Sample a collection of paths for each node in `query` (size of `n`) through `num_walks`-many `num_steps`-step random walks on the input graph in CSR format (`indptr`, `indices`), and encodes landing probability at each step of all nodes in the sampled set as structural features of the seed node. 



For usage examples, see [test.py](https://github.com/VeritasYin/subg_acc/blob/master/test/test.py).



#### Parameters



* **indptr** *(np.array)* - Index pointer array of the adjacency matrix in CSR format.

* **indices** *(np.array)* - Index array of the adjacency matrix in CSR format.

* **query** *(np.array / list)* - Nodes are queried to be sampled.

* **num_walks** *(int)* - The number of random walks.

* **num_steps** *(int)* - The number of steps in a walk.

* **nthread** *(int, optional)* - The number of threads.

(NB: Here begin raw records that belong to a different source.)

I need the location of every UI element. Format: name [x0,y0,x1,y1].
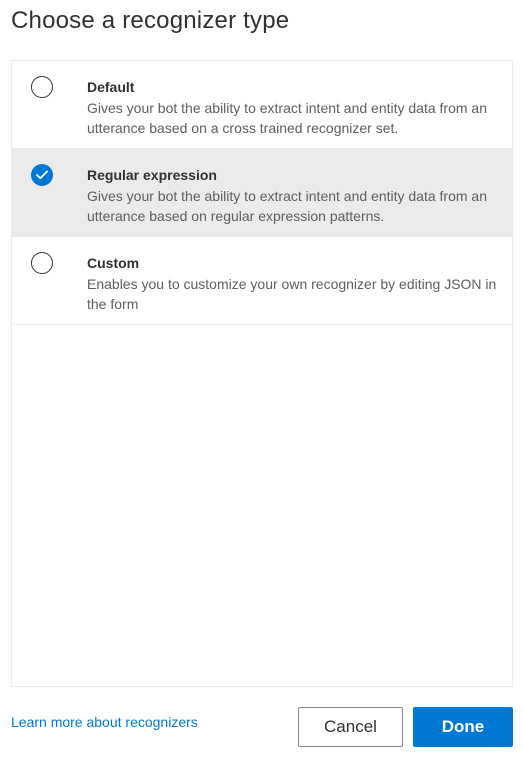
dialog-title: Choose a recognizer type [11,7,290,34]
cancel-button[interactable]: Cancel [298,707,403,747]
option-regular-expression[interactable]: Regular expression Gives your bot the ab… [12,149,512,237]
radio-default[interactable] [31,76,53,98]
option-default-description: Gives your bot the ability to extract in… [87,100,487,136]
option-custom-title: Custom [87,255,140,271]
option-custom-description: Enables you to customize your own recogn… [87,276,497,312]
radio-custom[interactable] [31,252,53,274]
option-regular-expression-title: Regular expression [87,167,217,183]
done-button[interactable]: Done [413,707,513,747]
option-regular-expression-description: Gives your bot the ability to extract in… [87,188,487,224]
option-default-title: Default [87,79,135,95]
option-default[interactable]: Default Gives your bot the ability to ex… [12,61,512,149]
learn-more-link[interactable]: Learn more about recognizers [11,712,198,732]
checkmark-icon [36,170,48,180]
radio-regular-expression[interactable] [31,164,53,186]
option-custom[interactable]: Custom Enables you to customize your own… [12,237,512,325]
recognizer-type-dialog: Choose a recognizer type Default Gives y… [0,0,524,758]
recognizer-options-list: Default Gives your bot the ability to ex… [11,60,513,687]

* **seed** *(int, optional)* - Random seed.



#### Returns



* **walks** *(np.array)* - Sampled walks $W_q$ for each node in `query`.

* **rpes** *(np.array, np.array)* - Unique node set of sampled walks for each node in `query` and their corresponding structural encodings.



### gset_sampler



```

subg.gset_sampler(indptr, indices, query, num_walks, num_steps) 

-> (numpy.array [n], numpy.array [2,?], numpy.array [?,num_steps+1])

```



Sample a node set for each node in `query` (size of `n`) through `num_walks`-many `num_steps`-step random walks on the input graph in CSR format (`indptr`, `indices`), and encodes landing probability at each step of all nodes in the sampled set as structural features of the seed node. 



For usage examples, see [test.py](https://github.com/VeritasYin/subg_acc/blob/master/test/test.py).



#### Parameters



* **indptr** *(np.array)* - Index pointer array of the adjacency matrix in CSR format.

* **indices** *(np.array)* - Index array of the adjacency matrix in CSR format.

* **query** *(np.array / list)* - Nodes are queried to be sampled.

* **num_walks** *(int)* - The number of random walks.

* **num_steps** *(int)* - The number of steps in a walk.

* **bucket** *(int, optional)* - The buffer size for sampled neighbors per node.

* **nthread** *(int, optional)* - The number of threads.

* **seed** *(int, optional)* - Random seed.



#### Returns



* **nsize** *(np.array)* - The size of sampled set for each node in `query`.

* **remap** *(np.array)* - Pairwised node id and the index of its associated structural encoding in `enc` array.

* **enc** *(np.array)* - The compressed (unique) encoding of structural features.



### walk_join



```

subg.walk_join(walks, indices, query) 

-> (numpy.array [2,n*num_walks*(num_steps+1)*2])

```

Join the sampled walks for nodes in each `query` (size of `n`). For a link query $Q= \lbrace u,v \rbrace$, `walk_join` returns the indices of structural features for $u$ as $W_{u|u} \bigoplus W_{u|v}$ and for $v$ as $W_{v|u} \bigoplus W_{v|v}$. 



For usage examples, see [test.py](https://github.com/VeritasYin/subg_acc/blob/master/test/test.py).



#### Parameters



* **indptr** *(np.array)* - Index pointer array of the adjacency matrix in CSR format.

* **indices** *(np.array)* - Index array of the adjacency matrix in CSR format.

* **query** *(np.array / list)* - Nodes are queried to be sampled.

* **nthread** *(int, optional)* - The number of threads.



#### Returns



* **join_walk** *(np.array)* - The indices of structural features attached to the joint walks of given queries.